How Is a 401(k) Split in a Divorce?: How the Court Divides Retirement Plans

A 401(k) retirement plan is regarded similarly to other shared marital property.
A 401(k) retirement plan is regarded similarly to other shared marital property. | Source

Divorce and Retirement Plans

In divorce proceedings, 401(k) retirement plans are divided between spouses by the court. Typically, dividing a retirement plan is something that you are not allowed to do on your own, even if you and your spouse agree on how to split the funds. The courts generally consider a 401(k) to be marital property, provided that the funds it contains were paid into during the course of the marriage. For example, if you and your spouse were married for 20 years and you paid into a retirement plan for the duration of your marriage, the court will treat it differently than if you were married five years and paid in the majority of your retirement funds prior to meeting your spouse. Ultimately, your 401(k) will thus be divided by a judge according to your state’s marital property laws, which may be an even 50/50 split or may consider factors such as spouses' health and contribution to the marital income, home, and family.

What the Court Considers

When deciding how to divide 401(k) funds, the judge will look at factors such as the length of your marriage, each spouse’s income and assets, as well how the rest of your marital property has been divided. If you live in a community property state, the 401(k) will be split 50/50 between the two spouses equally, without consideration of other factors. In an equitable distribution state, the court will consider extenuating factor, such as the other spouse's earning potential and health. In rare instances, a 401(k) distribution may be made in the name of a couple’s minor child instead of the second spouse--for example, in cases where both spouses have adequate retirement income and the minor child has an illness that will never allow him or her to live independently.

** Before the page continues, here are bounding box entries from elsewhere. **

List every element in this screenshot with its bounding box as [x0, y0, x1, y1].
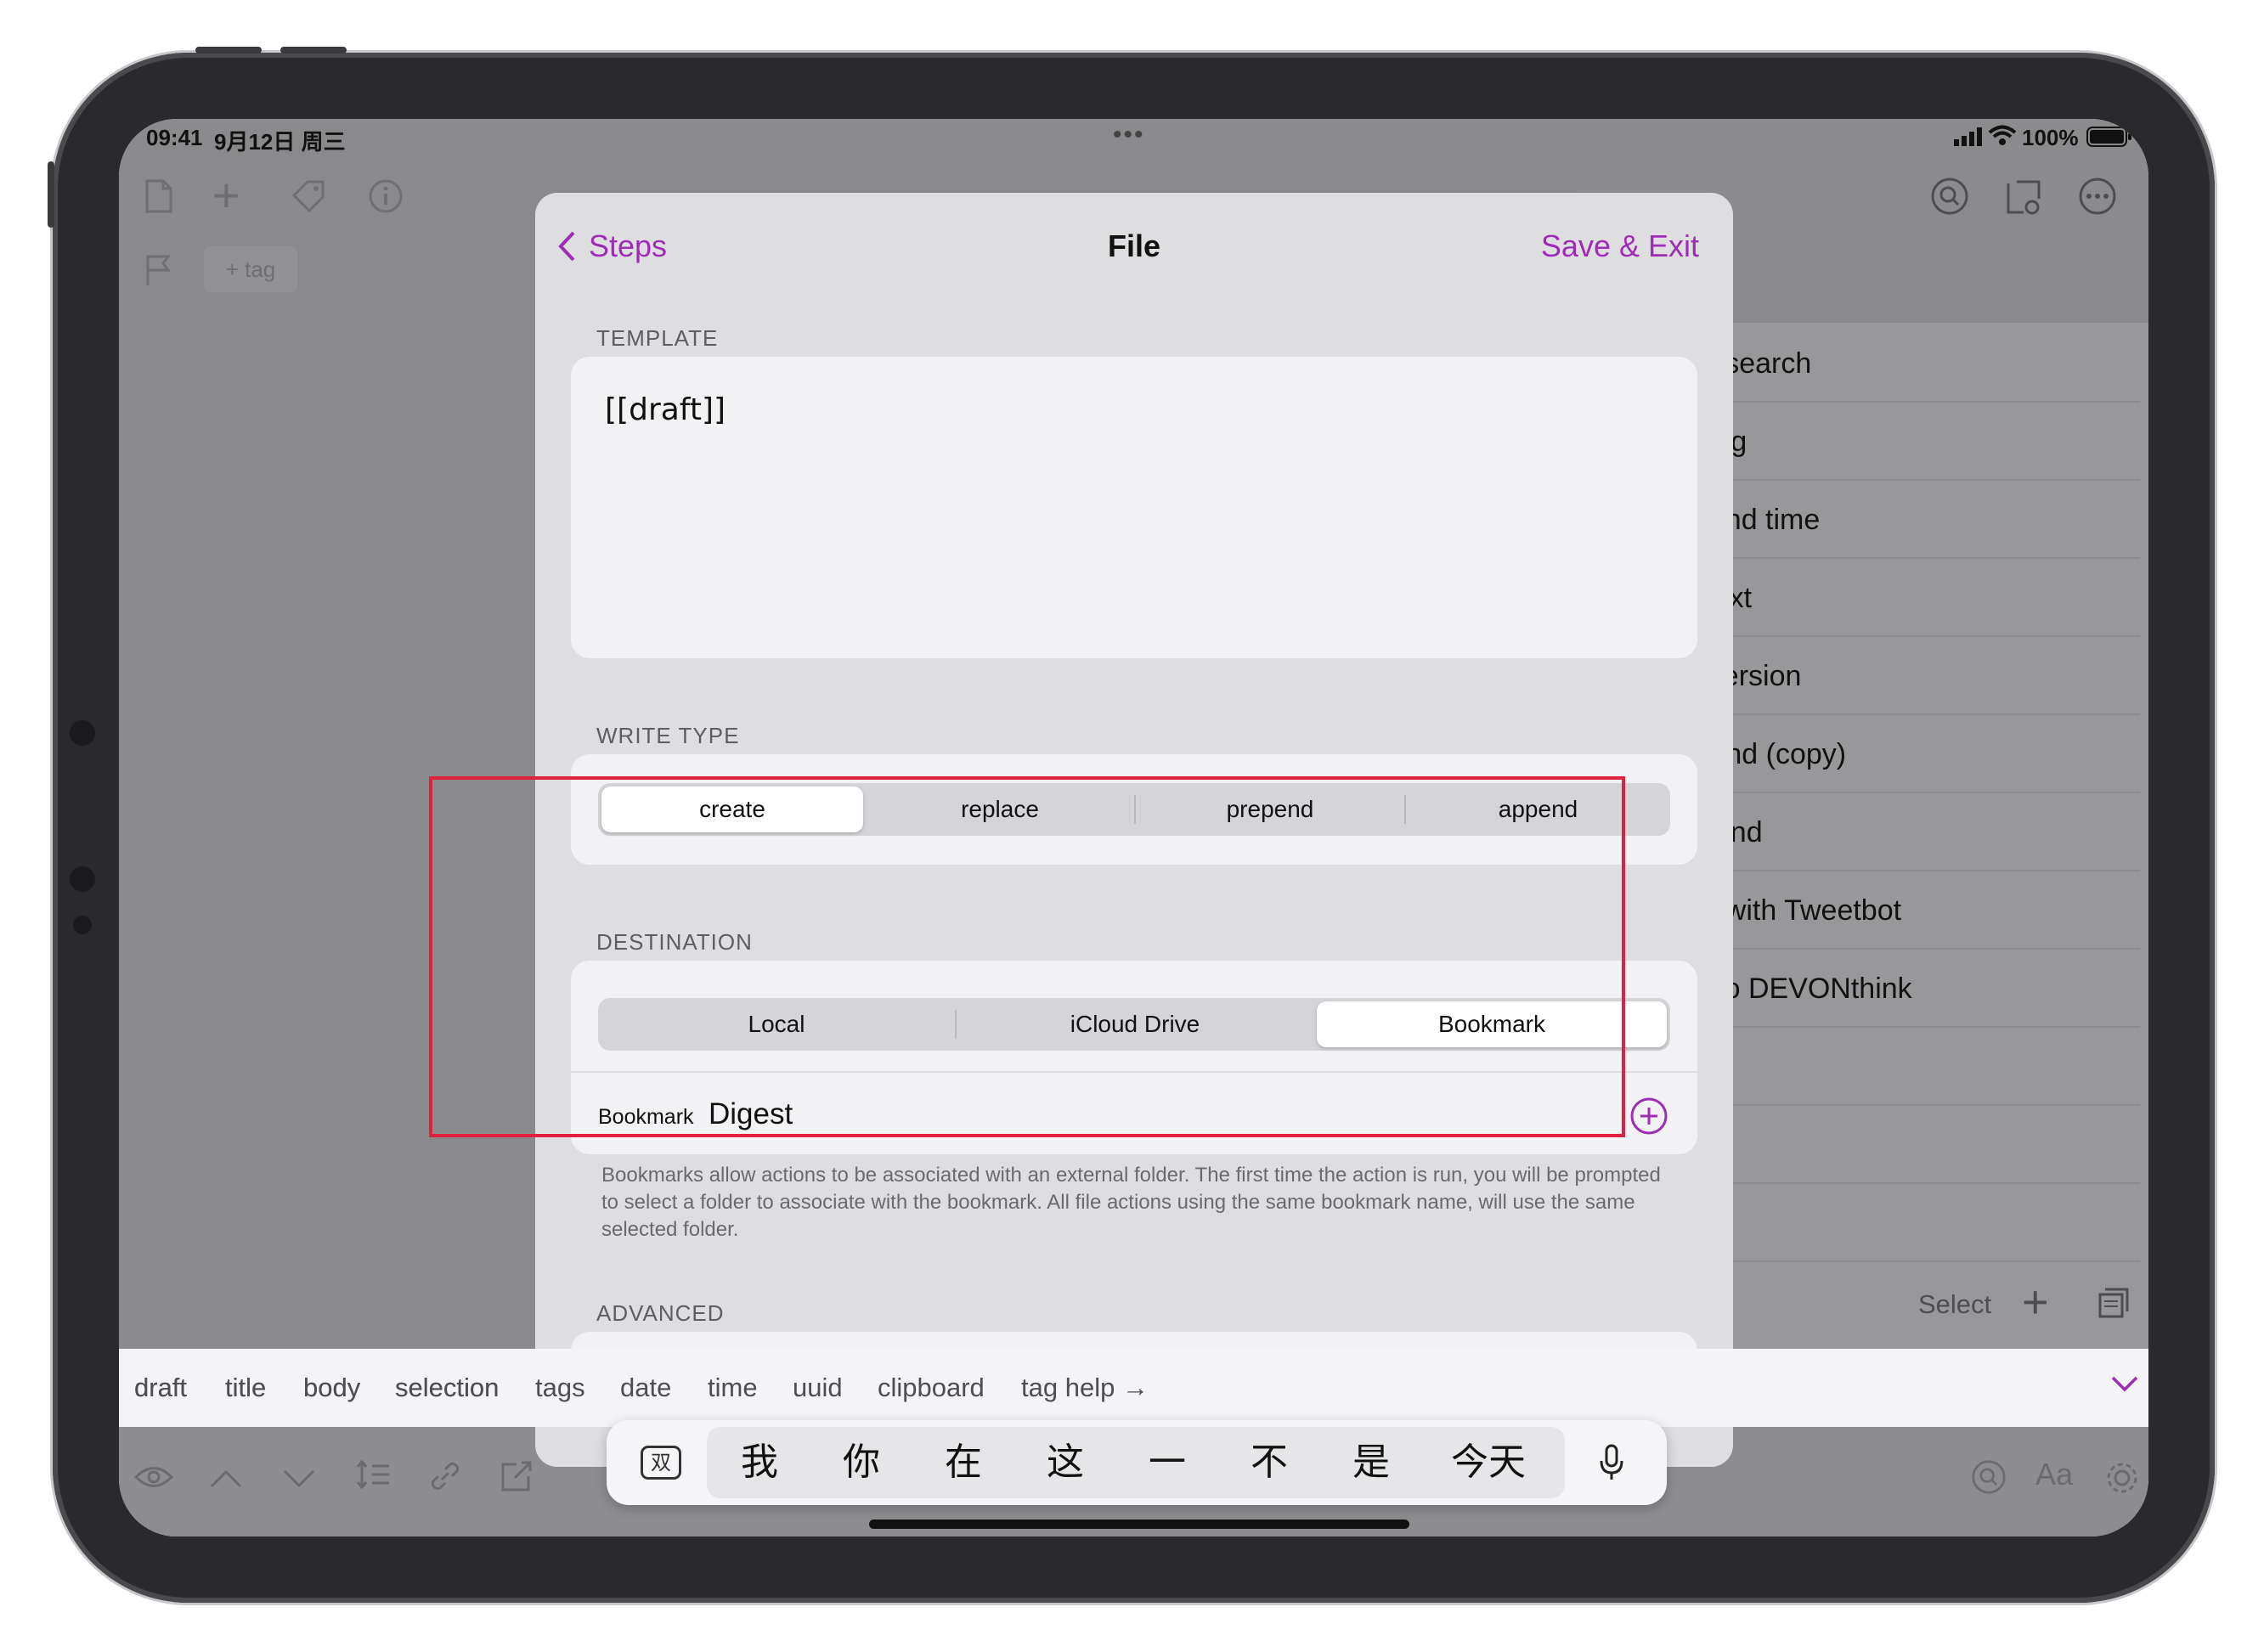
search-icon[interactable] — [1930, 177, 1969, 220]
action-list-icon[interactable] — [2005, 178, 2044, 220]
chevron-up-icon[interactable] — [209, 1459, 243, 1497]
candidate-item[interactable]: 这 — [1023, 1420, 1108, 1505]
battery-icon — [2086, 126, 2132, 148]
candidate-item[interactable]: 是 — [1329, 1420, 1414, 1505]
add-bookmark-icon[interactable] — [1629, 1097, 1668, 1140]
chevron-down-icon[interactable] — [282, 1459, 316, 1497]
add-tag-button[interactable]: + tag — [204, 246, 297, 292]
candidate-item[interactable]: 你 — [819, 1420, 904, 1505]
candidate-item[interactable]: 不 — [1227, 1420, 1312, 1505]
eye-icon[interactable] — [133, 1459, 174, 1497]
battery-percent: 100% — [2022, 125, 2079, 150]
camera-dot — [70, 720, 95, 746]
flag-icon[interactable] — [144, 253, 173, 291]
home-indicator[interactable] — [869, 1520, 1409, 1529]
font-button[interactable]: Aa — [2035, 1459, 2073, 1490]
write-type-label: WRITE TYPE — [596, 723, 740, 748]
advanced-label: ADVANCED — [596, 1300, 725, 1326]
microphone-icon[interactable] — [1599, 1444, 1624, 1486]
add-action-icon[interactable]: + — [2022, 1279, 2049, 1325]
candidate-item[interactable]: 今天 — [1429, 1420, 1548, 1505]
group-icon[interactable] — [2098, 1288, 2129, 1322]
tag-date[interactable]: date — [620, 1349, 671, 1427]
line-spacing-icon[interactable] — [355, 1459, 391, 1497]
tag-selection[interactable]: selection — [395, 1349, 499, 1427]
camera-dot — [70, 866, 95, 892]
wifi-icon — [1988, 124, 2017, 148]
select-button[interactable]: Select — [1918, 1289, 1991, 1320]
tag-clipboard[interactable]: clipboard — [878, 1349, 985, 1427]
chevron-down-icon[interactable] — [2110, 1374, 2139, 1397]
new-draft-icon[interactable] — [144, 178, 173, 221]
gear-icon[interactable] — [2103, 1459, 2141, 1503]
tag-draft[interactable]: draft — [134, 1349, 187, 1427]
template-value: [[draft]] — [605, 392, 726, 427]
keyboard-candidate-bar: 双 我 你 在 这 一 不 是 今天 — [607, 1420, 1667, 1505]
status-date: 9月12日 周三 — [214, 129, 346, 155]
search-icon[interactable] — [1971, 1459, 2007, 1502]
template-editor[interactable] — [571, 357, 1697, 658]
destination-highlight — [429, 776, 1625, 1137]
candidate-item[interactable]: 我 — [717, 1420, 802, 1505]
tag-tags[interactable]: tags — [535, 1349, 585, 1427]
save-exit-button[interactable]: Save & Exit — [1541, 228, 1699, 264]
volume-button — [195, 47, 262, 54]
signal-icon — [1954, 127, 1983, 146]
share-icon[interactable] — [500, 1459, 534, 1500]
tag-body[interactable]: body — [303, 1349, 360, 1427]
power-button — [48, 161, 54, 228]
tag-help[interactable]: tag help → — [1021, 1349, 1149, 1427]
plus-icon[interactable]: + — [212, 172, 240, 219]
camera-dot — [73, 916, 92, 934]
input-switch-key[interactable]: 双 — [641, 1446, 681, 1480]
status-time: 09:41 — [146, 125, 203, 150]
multitask-dots[interactable]: ••• — [1113, 121, 1145, 149]
volume-button — [280, 47, 347, 54]
bookmark-description: Bookmarks allow actions to be associated… — [601, 1164, 1661, 1241]
tag-time[interactable]: time — [708, 1349, 758, 1427]
info-icon[interactable] — [368, 178, 404, 218]
more-icon[interactable] — [2078, 177, 2117, 220]
candidate-item[interactable]: 在 — [921, 1420, 1006, 1505]
tag-icon[interactable] — [291, 178, 326, 218]
candidate-item[interactable]: 一 — [1125, 1420, 1210, 1505]
template-label: TEMPLATE — [596, 325, 719, 351]
tag-title[interactable]: title — [225, 1349, 266, 1427]
tag-uuid[interactable]: uuid — [793, 1349, 843, 1427]
link-icon[interactable] — [428, 1459, 462, 1500]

A court can award all or a portion of participant’s retirement plan assets to his or her spouse, former spouse, child or other dependent by issuing a QDRO, which must be honored by the plan. The QDRO can order the plan to pay the participant’s retirement plan benefits to an alternate payee. The court's order can be in the form of a state court judgment, decree or order, or court approval of a property settlement agreement.

— United States Internal Revenue Service
To divide a 401(k) retirement plan in a divorce, the law requires the court to enter a Qualified Domestic Relations Order, which must contain specific legal elements to be considered valid by the IRS and other parties.
To divide a 401(k) retirement plan in a divorce, the law requires the court to enter a Qualified Domestic Relations Order, which must contain specific legal elements to be considered valid by the IRS and other parties.

The Qualified Domestic Relations Order (QDRO)

In order to legally redistribute the funds from a 401(k), the judge must enter a qualified domestic relations order, otherwise known as a QDRO. The QDRO will outline exactly how much money will be paid out to the second spouse, as well as a timeframe in which the funds must be distributed. It also must specifically name the payee to whom the funds will be distributed. If you have more than one 401(k), they may be included in the same QDRO. When the court issues your QDRO, it may not be labeled as such. A divorce decree or property settlement agreement may function as a QDRO provided that it meets all of your state’s legal requirements.

More Information: The QDRO Process

You will need to retain copies of all QDROs and other documents the court orders to avoid tax penalties after you divide your retirement plan in your divorce.
You will need to retain copies of all QDROs and other documents the court orders to avoid tax penalties after you divide your retirement plan in your divorce. | Source

Documentation and Retirement Fund Distribution

You will need to provide the administrator of your 401(k) or your employer with a certified copy of the QDRO in order for the funds to be released to your spouse or minor child designee. The QDRO should reflect the terms of your specific 401(k) plan and you will be responsible for providing those terms to the judge and your spouse’s attorney. When filing your taxes the year after paying your spouse out of your 401(k), you will need to provide your account with a copy of the QDRO or else you will be assessed with an early withdrawal penalty, which can be a significant percentage of your retirement plan.

QDRO Advice and How QDROs Impact Retirement Planning

Tax Implications

The spouse distributing the money from his or her 401(k) will not be subject to early-withdrawal penalties, provided that the court enters a QDRO that complies with your state’s property distribution rules and the requirements of your 401(k) plan. The receiving spouse will be liable for taxes on the distributed funds unless he or she rolls over the money into a qualified investment plan. Thus, if you are receiving retirement funds from a spouse's 401(k), it can be helpful to talk to a financial planner to ensure that you protect your assets.